La historia de esta gigantesca tuneladora, con una altura equivalente a cuatro pisos y una cabeza de 14 metros de diámetro, se remonta a esa de bonanza económica en la que todo parecía ir de maravilla y en la que ser mileurista era una vergüenza (hoy muchos se dan con un canto en los dientes si cobran 1.000 euros). Luego se produjo la quiebra de Lehman Brothers, llegó la crisis y todo se fue al garete.
Un proyecto iniciado en 2009
Justo en ese momento, en 2009, el Gobierno de Zapatero adjudicó la construcción de los cuatro túneles que debían salvar el Guadalquivir en el tramo de la SE-40 entre las localidades de Dos Hermanas y Coria del Río. Una UTE (unión temporal de empresas) formada por OHL, Azvi y Sando se hizo con el contrato por un importe de 500 millones, como indica el diario El Mundo. El punto crítico de la circunvalación sevillana era, precisamente, el paso por debajo del río, para lo cual se diseñó a medida la tuneladora, cuya construcción se llevó a cabo en el Muelle del Centenario de la capital andaluza.

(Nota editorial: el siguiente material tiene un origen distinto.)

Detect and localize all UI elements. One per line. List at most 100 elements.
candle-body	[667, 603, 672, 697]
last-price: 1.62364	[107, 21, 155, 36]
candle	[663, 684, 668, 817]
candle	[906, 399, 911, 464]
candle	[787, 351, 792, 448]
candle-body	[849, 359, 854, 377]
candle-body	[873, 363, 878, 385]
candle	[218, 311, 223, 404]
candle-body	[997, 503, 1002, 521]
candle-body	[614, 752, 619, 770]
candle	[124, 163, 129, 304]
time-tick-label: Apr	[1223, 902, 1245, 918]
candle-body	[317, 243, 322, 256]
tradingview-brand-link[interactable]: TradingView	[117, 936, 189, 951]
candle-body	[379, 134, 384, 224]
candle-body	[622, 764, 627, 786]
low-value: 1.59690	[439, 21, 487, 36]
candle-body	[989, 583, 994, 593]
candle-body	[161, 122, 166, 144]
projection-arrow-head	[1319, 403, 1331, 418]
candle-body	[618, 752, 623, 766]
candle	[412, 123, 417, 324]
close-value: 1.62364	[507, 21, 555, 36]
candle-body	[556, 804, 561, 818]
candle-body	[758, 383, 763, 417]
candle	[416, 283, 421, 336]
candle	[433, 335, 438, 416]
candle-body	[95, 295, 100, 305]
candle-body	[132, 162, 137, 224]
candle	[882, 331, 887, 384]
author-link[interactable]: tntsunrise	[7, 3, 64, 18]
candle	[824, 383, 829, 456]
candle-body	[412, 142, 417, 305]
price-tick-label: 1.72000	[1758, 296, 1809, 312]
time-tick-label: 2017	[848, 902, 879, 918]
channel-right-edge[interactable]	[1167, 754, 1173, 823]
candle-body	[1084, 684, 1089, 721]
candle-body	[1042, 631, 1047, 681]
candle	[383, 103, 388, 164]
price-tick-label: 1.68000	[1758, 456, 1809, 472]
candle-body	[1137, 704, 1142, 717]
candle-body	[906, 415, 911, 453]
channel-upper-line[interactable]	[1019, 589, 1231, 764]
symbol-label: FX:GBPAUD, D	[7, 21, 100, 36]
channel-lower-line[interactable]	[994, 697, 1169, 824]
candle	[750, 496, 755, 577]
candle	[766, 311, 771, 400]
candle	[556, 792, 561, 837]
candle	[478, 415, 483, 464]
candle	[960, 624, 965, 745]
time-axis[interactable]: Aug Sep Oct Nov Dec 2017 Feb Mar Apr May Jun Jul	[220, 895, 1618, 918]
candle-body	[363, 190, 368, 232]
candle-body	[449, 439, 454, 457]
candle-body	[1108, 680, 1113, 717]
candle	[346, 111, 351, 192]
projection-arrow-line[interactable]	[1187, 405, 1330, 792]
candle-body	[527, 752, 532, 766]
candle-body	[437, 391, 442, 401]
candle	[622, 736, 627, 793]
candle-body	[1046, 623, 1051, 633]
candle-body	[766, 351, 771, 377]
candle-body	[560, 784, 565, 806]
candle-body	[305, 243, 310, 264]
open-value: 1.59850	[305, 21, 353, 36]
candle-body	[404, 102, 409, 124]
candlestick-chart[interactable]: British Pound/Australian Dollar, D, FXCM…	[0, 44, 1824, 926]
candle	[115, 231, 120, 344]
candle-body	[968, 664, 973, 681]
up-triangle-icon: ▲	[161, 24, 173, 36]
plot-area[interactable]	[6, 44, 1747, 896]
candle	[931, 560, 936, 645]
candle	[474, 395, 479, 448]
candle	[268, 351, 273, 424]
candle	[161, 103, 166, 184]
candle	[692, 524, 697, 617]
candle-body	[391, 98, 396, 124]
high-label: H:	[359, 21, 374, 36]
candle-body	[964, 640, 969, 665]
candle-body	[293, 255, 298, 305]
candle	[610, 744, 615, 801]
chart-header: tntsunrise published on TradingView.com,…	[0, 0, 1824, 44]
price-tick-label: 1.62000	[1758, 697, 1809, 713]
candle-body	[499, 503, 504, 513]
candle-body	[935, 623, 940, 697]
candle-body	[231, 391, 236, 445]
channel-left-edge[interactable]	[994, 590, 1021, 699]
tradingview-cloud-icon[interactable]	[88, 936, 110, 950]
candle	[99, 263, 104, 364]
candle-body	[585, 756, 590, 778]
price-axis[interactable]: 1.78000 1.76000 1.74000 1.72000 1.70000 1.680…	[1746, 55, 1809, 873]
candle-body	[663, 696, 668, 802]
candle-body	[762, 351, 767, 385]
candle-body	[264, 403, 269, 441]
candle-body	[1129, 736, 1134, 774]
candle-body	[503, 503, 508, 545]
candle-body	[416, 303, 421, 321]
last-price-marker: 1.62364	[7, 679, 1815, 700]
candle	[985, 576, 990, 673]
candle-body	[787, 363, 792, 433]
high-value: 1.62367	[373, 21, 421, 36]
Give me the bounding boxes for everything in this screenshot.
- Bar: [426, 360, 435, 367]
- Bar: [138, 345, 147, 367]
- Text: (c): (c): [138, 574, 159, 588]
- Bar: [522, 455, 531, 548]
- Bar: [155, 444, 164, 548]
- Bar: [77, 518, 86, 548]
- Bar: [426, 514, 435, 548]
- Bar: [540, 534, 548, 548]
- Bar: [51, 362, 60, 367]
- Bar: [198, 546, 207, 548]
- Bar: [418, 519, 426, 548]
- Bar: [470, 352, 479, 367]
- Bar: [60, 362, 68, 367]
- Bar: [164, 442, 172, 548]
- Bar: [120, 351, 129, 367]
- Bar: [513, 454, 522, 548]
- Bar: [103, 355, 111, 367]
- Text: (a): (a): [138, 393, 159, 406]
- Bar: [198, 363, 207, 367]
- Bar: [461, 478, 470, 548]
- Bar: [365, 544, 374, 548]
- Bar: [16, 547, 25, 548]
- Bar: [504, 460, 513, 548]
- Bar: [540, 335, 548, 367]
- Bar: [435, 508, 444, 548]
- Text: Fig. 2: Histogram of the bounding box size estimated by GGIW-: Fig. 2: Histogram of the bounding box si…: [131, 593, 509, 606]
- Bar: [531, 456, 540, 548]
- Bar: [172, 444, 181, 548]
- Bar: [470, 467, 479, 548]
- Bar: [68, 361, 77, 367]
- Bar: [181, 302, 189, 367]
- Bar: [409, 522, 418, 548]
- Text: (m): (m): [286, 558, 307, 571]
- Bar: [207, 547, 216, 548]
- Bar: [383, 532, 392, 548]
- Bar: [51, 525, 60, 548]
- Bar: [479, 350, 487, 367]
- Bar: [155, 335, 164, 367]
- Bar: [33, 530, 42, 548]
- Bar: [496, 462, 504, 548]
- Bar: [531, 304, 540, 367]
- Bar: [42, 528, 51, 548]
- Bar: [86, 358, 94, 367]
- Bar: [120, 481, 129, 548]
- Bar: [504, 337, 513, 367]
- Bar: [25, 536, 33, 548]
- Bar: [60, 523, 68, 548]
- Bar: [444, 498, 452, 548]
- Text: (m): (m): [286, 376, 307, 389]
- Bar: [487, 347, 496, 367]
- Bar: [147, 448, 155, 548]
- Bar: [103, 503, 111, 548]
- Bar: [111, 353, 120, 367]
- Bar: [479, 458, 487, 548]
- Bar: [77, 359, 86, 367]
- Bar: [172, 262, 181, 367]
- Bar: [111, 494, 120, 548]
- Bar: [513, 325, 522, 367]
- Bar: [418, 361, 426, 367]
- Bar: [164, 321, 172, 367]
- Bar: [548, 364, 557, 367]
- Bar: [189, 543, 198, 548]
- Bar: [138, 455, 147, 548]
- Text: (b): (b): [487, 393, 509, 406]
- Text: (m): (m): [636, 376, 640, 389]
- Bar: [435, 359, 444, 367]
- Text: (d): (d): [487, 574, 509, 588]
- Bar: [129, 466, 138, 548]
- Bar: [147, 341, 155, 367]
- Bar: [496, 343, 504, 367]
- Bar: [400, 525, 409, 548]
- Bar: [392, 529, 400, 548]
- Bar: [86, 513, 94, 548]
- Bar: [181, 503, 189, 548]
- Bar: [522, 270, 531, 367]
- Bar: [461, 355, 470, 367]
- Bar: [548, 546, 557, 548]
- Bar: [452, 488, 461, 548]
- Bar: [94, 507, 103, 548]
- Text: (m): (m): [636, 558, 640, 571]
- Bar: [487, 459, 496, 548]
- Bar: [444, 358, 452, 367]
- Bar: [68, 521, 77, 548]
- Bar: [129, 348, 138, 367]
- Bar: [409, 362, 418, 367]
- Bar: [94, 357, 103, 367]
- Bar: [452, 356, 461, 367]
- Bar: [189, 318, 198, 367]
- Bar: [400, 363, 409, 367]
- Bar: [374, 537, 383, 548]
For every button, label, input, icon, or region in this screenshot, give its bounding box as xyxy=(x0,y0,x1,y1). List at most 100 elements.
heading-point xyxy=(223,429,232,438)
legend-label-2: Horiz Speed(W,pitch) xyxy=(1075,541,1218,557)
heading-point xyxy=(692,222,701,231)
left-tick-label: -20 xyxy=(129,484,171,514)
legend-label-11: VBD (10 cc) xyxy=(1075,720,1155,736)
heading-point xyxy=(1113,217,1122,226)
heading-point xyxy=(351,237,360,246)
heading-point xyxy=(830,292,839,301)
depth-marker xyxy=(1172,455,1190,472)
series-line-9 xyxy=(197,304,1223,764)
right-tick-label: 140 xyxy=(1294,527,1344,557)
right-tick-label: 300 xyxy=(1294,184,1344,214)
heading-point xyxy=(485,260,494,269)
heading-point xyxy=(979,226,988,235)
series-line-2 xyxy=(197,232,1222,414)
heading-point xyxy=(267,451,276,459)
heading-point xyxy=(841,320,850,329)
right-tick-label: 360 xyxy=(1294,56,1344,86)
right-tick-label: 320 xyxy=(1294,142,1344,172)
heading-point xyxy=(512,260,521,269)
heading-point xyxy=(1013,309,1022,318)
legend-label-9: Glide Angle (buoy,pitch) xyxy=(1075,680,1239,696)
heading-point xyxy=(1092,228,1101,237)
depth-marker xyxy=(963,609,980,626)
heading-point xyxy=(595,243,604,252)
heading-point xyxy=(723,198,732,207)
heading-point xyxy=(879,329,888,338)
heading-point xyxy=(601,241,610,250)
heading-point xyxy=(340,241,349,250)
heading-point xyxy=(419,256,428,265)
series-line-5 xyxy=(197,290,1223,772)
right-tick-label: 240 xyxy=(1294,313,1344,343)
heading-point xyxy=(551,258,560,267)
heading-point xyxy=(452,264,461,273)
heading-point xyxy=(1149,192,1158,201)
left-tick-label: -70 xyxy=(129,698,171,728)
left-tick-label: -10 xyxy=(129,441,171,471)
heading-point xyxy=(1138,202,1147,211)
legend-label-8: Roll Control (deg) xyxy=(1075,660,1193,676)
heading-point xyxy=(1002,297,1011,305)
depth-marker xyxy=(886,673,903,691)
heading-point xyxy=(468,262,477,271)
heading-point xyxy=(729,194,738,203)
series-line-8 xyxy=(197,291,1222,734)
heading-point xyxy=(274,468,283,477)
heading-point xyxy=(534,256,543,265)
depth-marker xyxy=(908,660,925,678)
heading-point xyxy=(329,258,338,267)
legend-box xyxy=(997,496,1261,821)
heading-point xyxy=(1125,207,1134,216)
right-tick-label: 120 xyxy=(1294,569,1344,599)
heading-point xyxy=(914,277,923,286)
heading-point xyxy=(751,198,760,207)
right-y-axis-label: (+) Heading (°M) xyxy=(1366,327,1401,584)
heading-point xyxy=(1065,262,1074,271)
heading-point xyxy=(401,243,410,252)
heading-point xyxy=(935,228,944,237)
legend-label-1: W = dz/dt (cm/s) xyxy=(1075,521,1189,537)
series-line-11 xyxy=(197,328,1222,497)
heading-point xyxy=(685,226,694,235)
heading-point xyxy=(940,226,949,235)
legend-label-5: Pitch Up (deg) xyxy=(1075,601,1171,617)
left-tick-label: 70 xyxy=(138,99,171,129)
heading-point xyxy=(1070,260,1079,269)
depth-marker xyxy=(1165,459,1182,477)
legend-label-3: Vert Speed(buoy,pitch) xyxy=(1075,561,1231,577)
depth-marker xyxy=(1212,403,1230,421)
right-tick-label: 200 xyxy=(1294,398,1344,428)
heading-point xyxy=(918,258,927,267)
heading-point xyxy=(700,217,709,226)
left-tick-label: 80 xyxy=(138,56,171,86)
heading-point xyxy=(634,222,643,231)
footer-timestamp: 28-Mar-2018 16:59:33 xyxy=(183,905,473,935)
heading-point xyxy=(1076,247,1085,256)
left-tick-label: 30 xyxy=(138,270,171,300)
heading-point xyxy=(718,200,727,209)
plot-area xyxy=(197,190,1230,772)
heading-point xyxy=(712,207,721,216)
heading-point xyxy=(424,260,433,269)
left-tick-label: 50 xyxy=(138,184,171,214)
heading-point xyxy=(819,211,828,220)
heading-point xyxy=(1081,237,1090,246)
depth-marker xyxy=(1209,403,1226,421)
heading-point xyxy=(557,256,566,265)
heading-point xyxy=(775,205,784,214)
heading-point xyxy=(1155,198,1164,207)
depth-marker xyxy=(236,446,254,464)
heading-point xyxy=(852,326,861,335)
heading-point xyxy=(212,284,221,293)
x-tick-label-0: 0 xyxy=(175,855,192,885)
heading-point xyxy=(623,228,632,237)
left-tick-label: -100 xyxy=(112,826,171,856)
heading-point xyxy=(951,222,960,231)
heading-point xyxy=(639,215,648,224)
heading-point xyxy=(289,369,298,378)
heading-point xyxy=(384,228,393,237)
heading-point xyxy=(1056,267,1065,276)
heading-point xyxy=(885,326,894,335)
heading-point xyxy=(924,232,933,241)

Finalmente, los trabajos comenzaron, pero se frenaron en seco cuando sólo habían avanzado un 15%, debido a la aparición de diferentes problemas: filtraciones de agua, modificaciones del proyecto para dimensionarlo a las necesidades del tráfico y los sobrecostes. De pronto, el presupuesto inicial de 500 millones se duplicó. En realidad, la crisis y los recortes que empezó a aplicar el Gobierno de Zapatero y continuó el de Rajoy impidieron que el proyecto siguiera adelante, aunque, oficialmente, se hablaba de retraso.
La tuneladora de la SE-40 vendida como chatarra
Los años pasaron hasta que llegamos a 2020. Ya con Pedro Sánchez en la Moncloa, el que era entonces ministro de Fomento, José Luis Ábalos, declaró que ese proyecto que había heredado era “insuficiente”. En 2022 se anunció que la SE-40 no pasaría debajo del río sino por arriba, con la construcción de un puente.
Esta decisión supuso un coste de 147 millones de las arcas públicas despilfarrados. 30 millones para indemnizar a las constructoras de los túneles, más 80 millones que se enterraron con la obra empezada, a los que hay que sumar los 37 millones que costó la tuneladora. La tuneladora de la SE-40 permaneció guardada durante más de una década, sin usar, a razón de 1,4 millones de euros por año. Finalmente, se ha vendido como chatarra por apenas 1,8 millones, casi 21 veces menos de lo que costó.